2. Compute ( \frac{\partial L}{\partial w_1} ) (Hidden Layer)

[ \frac{\partial L}{\partial w_1} = \frac{\partial L}{\partial \hat{y}} \cdot \frac{\partial \hat{y}}{\partial z_o} \cdot \frac{\partial z_o}{\partial a_h} \cdot \frac{\partial a_h}{\partial z_h} \cdot \frac{\partial z_h}{\partial w_1} ] [ \frac{\partial z_o}{\partial a_h} = w_2, \quad \frac{\partial a_h}{\partial z_h} = \sigma(z_h)(1 - \sigma(z_h)), \quad \frac{\partial z_h}{\partial w_1} = x ] [ \boxed{\frac{\partial L}{\partial w_1} = - (y - \hat{y}) \cdot w_2 \cdot \sigma’(z_h) \cdot x} ]

3. Update Biases (Similar Logic)

[ \frac{\partial L}{\partial b_2} = - (y - \hat{y}), \quad \frac{\partial L}{\partial b_1} = - (y - \hat{y}) \cdot w_2 \cdot \sigma’(z_h) ]


4. Generalization to Deep Networks

For a network with ( L ) layers:

  1. Forward Pass: Compute activations ( a^{(l)} ) for all layers.
  2. Backward Pass:
    • Initialize error term at output: [ \delta^{(L)} = \nabla_{\hat{y}} L \odot f’(z^{(L)}) ]
    • Propagate backward: [ \delta^{(l)} = (w^{(l+1)})^T \delta^{(l+1)} \odot f’(z^{(l)}) ]
    • Compute gradients: [ \frac{\partial L}{\partial w^{(l)}} = \delta^{(l)} (a^{(l-1)})^T, \quad \frac{\partial L}{\partial b^{(l)}} = \delta^{(l)} ]

5. Practical Considerations

A. Activation Derivatives

ActivationDerivative ( f’(z) )
Sigmoid( \sigma(z)(1 - \sigma(z)) )
ReLU( 1 \text{ if } z > 0 \text{ else } 0 )
Tanh( 1 - \tanh^2(z) )

B. Common Loss Functions

LossDerivative ( \frac{\partial L}{\partial \hat{y}} )
MSE( \hat{y} - y )
Cross-Entropy( \frac{\hat{y} - y}{\hat{y}(1 - \hat{y})} )

C. Numerical Stability

  • Vanishing Gradients: Use ReLU/Leaky ReLU, skip connections (ResNet).
  • Exploding Gradients: Gradient clipping, weight initialization (Xavier/He).

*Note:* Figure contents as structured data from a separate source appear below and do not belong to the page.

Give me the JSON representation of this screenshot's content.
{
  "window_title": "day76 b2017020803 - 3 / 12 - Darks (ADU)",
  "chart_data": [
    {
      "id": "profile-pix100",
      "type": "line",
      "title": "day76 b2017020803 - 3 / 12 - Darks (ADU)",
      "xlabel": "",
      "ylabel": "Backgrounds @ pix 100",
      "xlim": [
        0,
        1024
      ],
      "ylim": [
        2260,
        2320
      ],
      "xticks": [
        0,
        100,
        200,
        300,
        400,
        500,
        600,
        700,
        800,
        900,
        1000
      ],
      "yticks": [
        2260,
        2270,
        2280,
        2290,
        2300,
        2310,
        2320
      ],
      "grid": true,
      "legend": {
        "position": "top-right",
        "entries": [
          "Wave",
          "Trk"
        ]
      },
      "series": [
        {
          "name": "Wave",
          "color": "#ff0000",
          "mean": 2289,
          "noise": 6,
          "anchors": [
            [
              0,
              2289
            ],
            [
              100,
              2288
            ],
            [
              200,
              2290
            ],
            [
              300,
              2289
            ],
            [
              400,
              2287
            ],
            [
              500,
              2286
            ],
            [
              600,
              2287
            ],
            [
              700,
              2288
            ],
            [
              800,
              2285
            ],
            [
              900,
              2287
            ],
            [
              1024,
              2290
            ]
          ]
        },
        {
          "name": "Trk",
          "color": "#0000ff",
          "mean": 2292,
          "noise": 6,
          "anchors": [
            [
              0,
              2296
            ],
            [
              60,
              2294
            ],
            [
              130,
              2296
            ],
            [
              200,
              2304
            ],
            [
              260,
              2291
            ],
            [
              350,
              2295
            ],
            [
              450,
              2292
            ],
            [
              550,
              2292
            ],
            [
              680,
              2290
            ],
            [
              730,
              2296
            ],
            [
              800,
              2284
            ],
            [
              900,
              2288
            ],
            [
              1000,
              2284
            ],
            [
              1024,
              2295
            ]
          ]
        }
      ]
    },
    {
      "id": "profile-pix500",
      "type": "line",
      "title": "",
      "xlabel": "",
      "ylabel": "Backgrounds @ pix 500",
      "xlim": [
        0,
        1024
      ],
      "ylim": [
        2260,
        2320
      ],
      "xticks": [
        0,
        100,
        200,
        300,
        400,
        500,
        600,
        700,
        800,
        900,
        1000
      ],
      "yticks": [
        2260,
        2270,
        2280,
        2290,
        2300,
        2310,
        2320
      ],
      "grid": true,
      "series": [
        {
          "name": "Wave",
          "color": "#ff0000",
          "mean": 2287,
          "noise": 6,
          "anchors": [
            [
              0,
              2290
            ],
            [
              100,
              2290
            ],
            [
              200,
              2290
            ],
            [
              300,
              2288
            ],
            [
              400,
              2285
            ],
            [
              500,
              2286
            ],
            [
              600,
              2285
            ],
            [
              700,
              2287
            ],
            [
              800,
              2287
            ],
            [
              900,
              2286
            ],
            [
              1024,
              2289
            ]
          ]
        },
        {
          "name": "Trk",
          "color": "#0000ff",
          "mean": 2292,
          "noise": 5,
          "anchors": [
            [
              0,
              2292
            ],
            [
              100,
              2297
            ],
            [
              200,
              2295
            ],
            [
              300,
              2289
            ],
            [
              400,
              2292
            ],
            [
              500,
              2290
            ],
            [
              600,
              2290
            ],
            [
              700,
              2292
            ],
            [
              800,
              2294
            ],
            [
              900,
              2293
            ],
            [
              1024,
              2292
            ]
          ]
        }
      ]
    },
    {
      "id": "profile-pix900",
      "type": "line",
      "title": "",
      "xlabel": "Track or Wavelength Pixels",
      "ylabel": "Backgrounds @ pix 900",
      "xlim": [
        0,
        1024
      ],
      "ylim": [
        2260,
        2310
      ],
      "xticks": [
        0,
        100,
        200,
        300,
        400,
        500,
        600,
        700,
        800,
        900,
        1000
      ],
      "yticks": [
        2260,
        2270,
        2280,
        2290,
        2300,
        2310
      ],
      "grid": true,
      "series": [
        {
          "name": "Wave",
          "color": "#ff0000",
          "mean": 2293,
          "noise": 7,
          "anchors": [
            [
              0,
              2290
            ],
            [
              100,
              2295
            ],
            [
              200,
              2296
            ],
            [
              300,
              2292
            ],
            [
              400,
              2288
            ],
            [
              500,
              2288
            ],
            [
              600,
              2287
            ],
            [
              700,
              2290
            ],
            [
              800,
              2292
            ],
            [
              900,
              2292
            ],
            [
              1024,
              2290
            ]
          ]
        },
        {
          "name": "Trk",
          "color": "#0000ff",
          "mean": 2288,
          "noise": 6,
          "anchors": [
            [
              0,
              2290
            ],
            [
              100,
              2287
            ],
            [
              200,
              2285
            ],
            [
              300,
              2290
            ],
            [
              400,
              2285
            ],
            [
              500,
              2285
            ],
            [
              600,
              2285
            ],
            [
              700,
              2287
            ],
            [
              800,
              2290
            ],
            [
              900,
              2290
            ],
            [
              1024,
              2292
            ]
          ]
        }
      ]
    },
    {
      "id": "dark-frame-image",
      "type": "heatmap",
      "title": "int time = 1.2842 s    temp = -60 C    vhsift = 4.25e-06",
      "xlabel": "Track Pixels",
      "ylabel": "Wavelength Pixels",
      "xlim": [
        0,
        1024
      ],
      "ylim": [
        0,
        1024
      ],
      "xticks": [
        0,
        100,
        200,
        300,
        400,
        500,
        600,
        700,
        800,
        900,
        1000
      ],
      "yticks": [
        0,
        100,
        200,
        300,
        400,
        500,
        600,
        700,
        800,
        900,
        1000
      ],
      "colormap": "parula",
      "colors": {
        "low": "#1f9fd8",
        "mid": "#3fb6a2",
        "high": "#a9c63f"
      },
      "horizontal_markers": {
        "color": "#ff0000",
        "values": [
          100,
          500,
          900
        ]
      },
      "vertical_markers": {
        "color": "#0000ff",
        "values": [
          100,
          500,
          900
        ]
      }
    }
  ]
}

6. Pseudocode for Backpropagation

def backprop(X, y, weights, biases):
    # Forward pass
    z1 = X @ weights['w1'] + biases['b1']
    a1 = sigmoid(z1)
    z2 = a1 @ weights['w2'] + biases['b2']
    y_pred = z2
    
    # Loss gradient (MSE)
    dL_dy = y_pred - y
    
    # Backward pass
    dL_dw2 = a1.T @ dL_dy
    dL_db2 = np.sum(dL_dy, axis=0)
    
    dL_da1 = dL_dy @ weights['w2'].T
    dL_dz1 = dL_da1 * sigmoid_derivative(z1)
    dL_dw1 = X.T @ dL_dz1
    dL_db1 = np.sum(dL_dz1, axis=0)
    
    return {'w1': dL_dw1, 'b1': dL_db1, 'w2': dL_dw2, 'b2': dL_db2}

7. Visual Explanation

Input (x) → [w1, b1] → Hidden Layer (σ) → [w2, b2] → Output (ŷ)
          ↑ Backward pass (gradients) ↑
  • Red arrows: Error propagation from output → input.
  • Blue arrows: Weight updates using gradients.

Key Takeaways

  1. Backpropagation computes gradients efficiently using the chain rule.
  2. Forward Pass: Compute predictions and loss.
  3. Backward Pass: Propagate errors and update weights.
  4. Critical for Deep Learning: Enables training of complex architectures (CNNs, RNNs).